Spleen et idéal : XLVII – HARMONIE DU SOIR

Voici venir les temps où vibrant sur sa tige
Chaque fleur s’évapore ainsi qu’un encensoir [1] ;
Les sons et les parfums tournent dans l’air du soir ;
Valse mélancolique et langoureux [2] vertige !

Chaque fleur s’évapore ainsi qu’un encensoir ;
Le violon frémit comme un cœur qu’on afflige [3] ;
Valse mélancolique et langoureux vertige !
Le ciel est triste et beau comme un grand reposoir [4].

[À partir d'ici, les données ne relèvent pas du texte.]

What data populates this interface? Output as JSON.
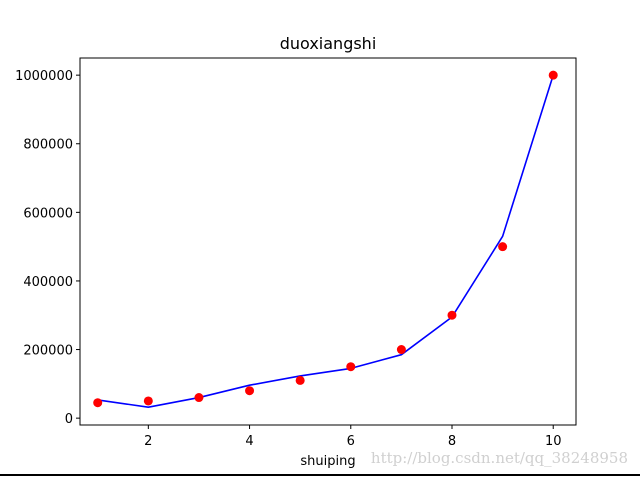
{
  "chart_data": {
    "type": "line",
    "title": "duoxiangshi",
    "xlabel": "shuiping",
    "ylabel": "",
    "xlim": [
      0.65,
      10.45
    ],
    "ylim": [
      -20000,
      1050000
    ],
    "xticks": [
      2,
      4,
      6,
      8,
      10
    ],
    "xtick_labels": [
      "2",
      "4",
      "6",
      "8",
      "10"
    ],
    "yticks": [
      0,
      200000,
      400000,
      600000,
      800000,
      1000000
    ],
    "ytick_labels": [
      "0",
      "200000",
      "400000",
      "600000",
      "800000",
      "1000000"
    ],
    "grid": false,
    "series": [
      {
        "kind": "scatter",
        "color": "#ff0000",
        "x": [
          1,
          2,
          3,
          4,
          5,
          6,
          7,
          8,
          9,
          10
        ],
        "y": [
          45000,
          50000,
          60000,
          80000,
          110000,
          150000,
          200000,
          300000,
          500000,
          1000000
        ]
      },
      {
        "kind": "line",
        "color": "#0000ff",
        "x": [
          1,
          2,
          3,
          4,
          5,
          6,
          7,
          8,
          9,
          10
        ],
        "y": [
          53000,
          32000,
          60000,
          96000,
          123000,
          145000,
          185000,
          295000,
          530000,
          1000000
        ]
      }
    ]
  },
  "watermark": "http://blog.csdn.net/qq_38248958"
}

Le violon frémit comme un cœur qu’on afflige,
Un cœur tendre, qui hait le néant vaste et noir !
Le ciel est triste et beau comme un grand reposoir ;
Le soleil s’est noyé dans son sang qui se fige.

Un cœur tendre, qui hait le néant vaste et noir,
Du passé lumineux recueille tout vestige !
Le soleil s’est noyé dans son sang qui se fige…
Ton souvenir en moi luit comme un ostensoir [5] !

Léo Ferré 1957

Georges Chelon 1997

Debussy – Dawn Upshaw

Debussy – Florence Losseau

Debussy – Susan Graham

Apollonie Sabatier, par Thomas Couture

Poème dédié sans doute à Apollonie Sabatier.
[1] Objet liturgique dans lequel on brûle l’encens.
[2] Qui exprime l’abandon, la langueur d’une passion amoureuse (ici au sens figuré).
[3] Qu’on tourmente.
[4] Religion catholique : autel portant le saint sacrement durant la procession de la Fête-Dieu.
[5] Objet liturgique catholique permettant d’exposer l’hostie aux fidèles.